Original poster: "Antonio Carlos M. de Queiroz" <acmq-at-compuland-dot-com.br> 

Tesla list wrote:
 >
 > Original poster: "Gerry Reynolds" <gerryreynolds-at-earthlink-dot-net>

 > I think ^^ is a C language notation because ^ is a bitwise operator for
 > exclusive or.

My C compilers don't have exponentiation, but in Fortran exponentiation
is "**". In BASIC it is "^".

 >  >  > the power across RL is:
 >  >  > PL = Vsec(oc)^^2  x   RL / [(sL)^^2 + sL(R + RL) + (R + RL)^^2]
 >  >
 >  > Power is not calculable so directly in this way. A product in the time
 >  > domain is not a product of transforms.
 >
 > My VL, IL, and PL should have been expressed as VL(s), IL(s), and PL(s) and
 > Vsec(oc) is assumed to be the transformed Vsec(oc).  I meant to keep the
 > expressions in frequency domain. The power in frequency domain, I believe,
 > will be the product of VL(s) and IL(s).  One can then take the inverse
 > Laplace transform to convert back to time domain (for the general
 > case).....or, one can do what you suggest below.

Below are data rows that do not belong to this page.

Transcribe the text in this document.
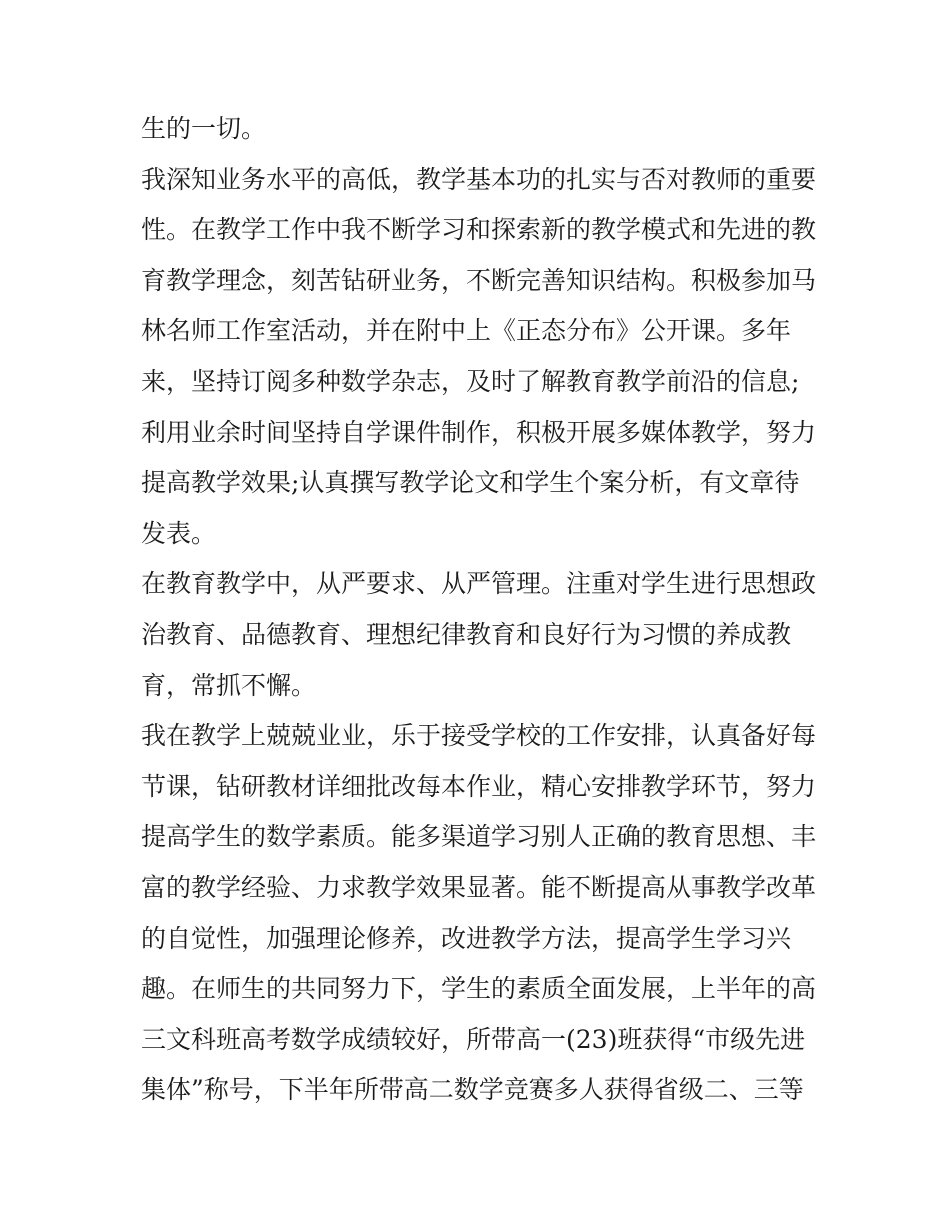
生的一切。
我深知业务水平的高低，教学基本功的扎实与否对教师的重要
性。在教学工作中我不断学习和探索新的教学模式和先进的教
育教学理念，刻苦钻研业务，不断完善知识结构。积极参加马
林名师工作室活动，并在附中上《正态分布》公开课。多年
来，坚持订阅多种数学杂志，及时了解教育教学前沿的信息;
利用业余时间坚持自学课件制作，积极开展多媒体教学，努力
提高教学效果;认真撰写教学论文和学生个案分析，有文章待
发表。
在教育教学中，从严要求、从严管理。注重对学生进行思想政
治教育、品德教育、理想纪律教育和良好行为习惯的养成教
育，常抓不懈。
我在教学上兢兢业业，乐于接受学校的工作安排，认真备好每
节课，钻研教材详细批改每本作业，精心安排教学环节，努力
提高学生的数学素质。能多渠道学习别人正确的教育思想、丰
富的教学经验、力求教学效果显著。能不断提高从事教学改革
的自觉性，加强理论修养，改进教学方法，提高学生学习兴
趣。在师生的共同努力下，学生的素质全面发展，上半年的高
三文科班高考数学成绩较好，所带高一(23)班获得“市级先进
集体”称号，下半年所带高二数学竞赛多人获得省级二、三等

To see that the general expression doesn't work, try to compute the
power when Vsec(s)=V/s, a step function (or DC), and L=0:
PL=(V/s)^2*RL/(R+RL)^2
The inverse Laplace transform of this is a ramp, not a constant as it
should be.
Note that to obtain the correct value making s=jw you have to consider
Vsec as a constant, a phasor, not the Laplace transform of Vsec(s)
when s=jw. A product of Laplace transforms is a convolution in time,
not a product. Power is a nonlinear function of the voltage, and can't
be calculated directly from these transforms, although, as you observed,
some simple tricks give the correct answers.

Antonio Carlos M. de Queiroz